Affaire d'atteinte à la sûreté de l'Etat : Le rendez-vous manqué de la Chambre d'accusation

 


Initialement prévue par la Chambre d'accusation de la Cour d'appel de Bamako pour être vidé à la date du 23 février 2021, le délibéré tant attendu de la haute juridiction dans l’affaire Ministère public contre Mohamed Youssouf Bathily, Sékou Traoré et autres, a finalement été rabattu au 2 mars. Le motif officiel  invoqué pour justifier ce revirement inattendu est la nomination à la Cour suprême de certains conseillers ayant siégé lors de l'audience du 16 février de la Chambre, ce qui constituerait un empêchement pour eux à délibérer de l'affaire dès lors qu'entre temps leur nomination à la juridiction suprême a été actée.

L'on se souvient qu'à l'audience précitée du 16 février, les avocats des inculpés avaient littéralement démonté, notamment à travers la plaidoirie remarquée de l'ancien Bâtonnier Kassoum Tapo, l'échafaudage burlesque ayant sous tendu l'arrestation et la détention de leurs clients.
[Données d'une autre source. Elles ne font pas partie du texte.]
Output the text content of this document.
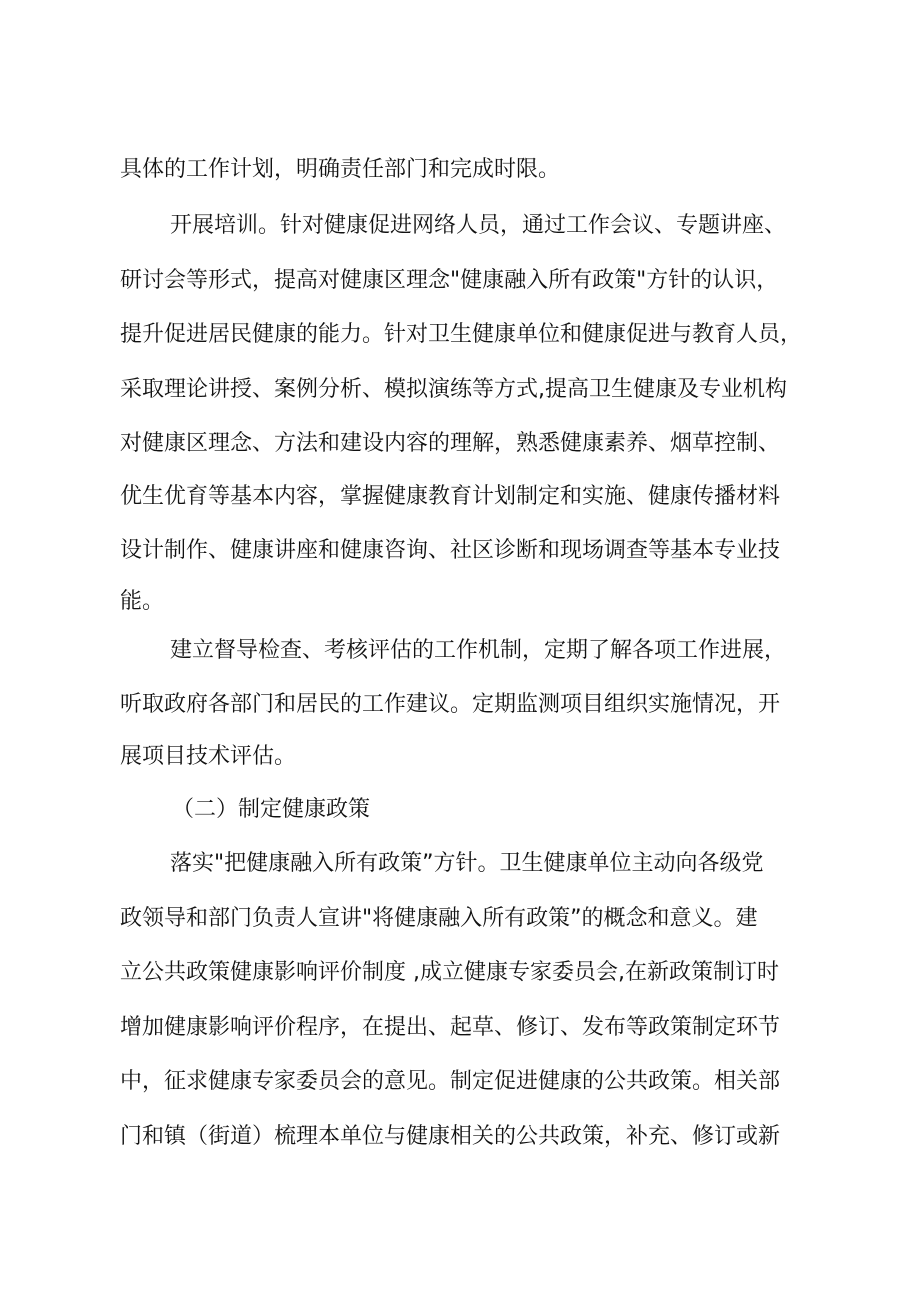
具体的工作计划，明确责任部门和完成时限。
开展培训。针对健康促进网络人员，通过工作会议、专题讲座、
研讨会等形式，提高对健康区理念"健康融入所有政策"方针的认识，
提升促进居民健康的能力。针对卫生健康单位和健康促进与教育人员，
采取理论讲授、案例分析、模拟演练等方式,提高卫生健康及专业机构
对健康区理念、方法和建设内容的理解，熟悉健康素养、烟草控制、
优生优育等基本内容，掌握健康教育计划制定和实施、健康传播材料
设计制作、健康讲座和健康咨询、社区诊断和现场调查等基本专业技
能。
建立督导检查、考核评估的工作机制，定期了解各项工作进展，
听取政府各部门和居民的工作建议。定期监测项目组织实施情况，开
展项目技术评估。
（二）制定健康政策
落实"把健康融入所有政策”方针。卫生健康单位主动向各级党
政领导和部门负责人宣讲"将健康融入所有政策”的概念和意义。建
立公共政策健康影响评价制度 ,成立健康专家委员会,在新政策制订时
增加健康影响评价程序，在提出、起草、修订、发布等政策制定环节
中，征求健康专家委员会的意见。制定促进健康的公共政策。相关部
门和镇（街道）梳理本单位与健康相关的公共政策，补充、修订或新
Ils avaient été suivis dans leur vigoureuse dénonciation des irrégularités ayant entaché la procédure suivie contre les inculpés par l'avocat général Alou Nampé, qui n'avait pas hésité à qualifier les poursuites engagées  par le procureur de la République de la Commune III de « procédure clandestine et totalement illégale ».

Mais au delà de l'explication officielle que donne la Cour d'appel à de ce rabat et de la réouverture subséquente des débats, certains proches du dossier avancent d'autres motifs. Pour eux, cette décision, contrairement à ce qu'en dit la Chambre d’Accusation qui a ordonné laconiquement le "rabat pour nouvelle composition", est  un prétexte commode pour les conseillers ayant siégé de refiler le colis encombrant à d'autres. Ils expliquent ainsi qu'avant la formalisation de leur mutation, les intéressés avaient eu tout le temps de vider leur saisine.

Quoi qu'il en soit, la décision de rabat de délibéré incriminée  traduit un embarras certain des magistrats ayant composé la haute juridiction lors de l'audience précédente.

Avec cette nouvelle donne, et avec le départ de l'avocat général Aliou Nampé, nommé au parquet général de la Cour suprême, il ne faut probablement pas exclure un revirement spectaculaire du représentant du ministère public.

L'on sait en effet, que Aliou Nampé invoquant le principe de la liberté de parole reconnu à l'audience aux parquetiers, s'était courageusement écarté des réquisitions écrites du parquet général de la Cour d'appel de Bamako, pour demander l'annulation de la procédure suivie et l'infirmation pure et simple des ordonnances de refus de mise en liberté prises par le juge d'instruction en charge du dossier.

En tout état de cause, l'audience de la Chambre  d’accusation fixée au 2 mars 2021 promet d'être aussi intéressante que celle du 16 février.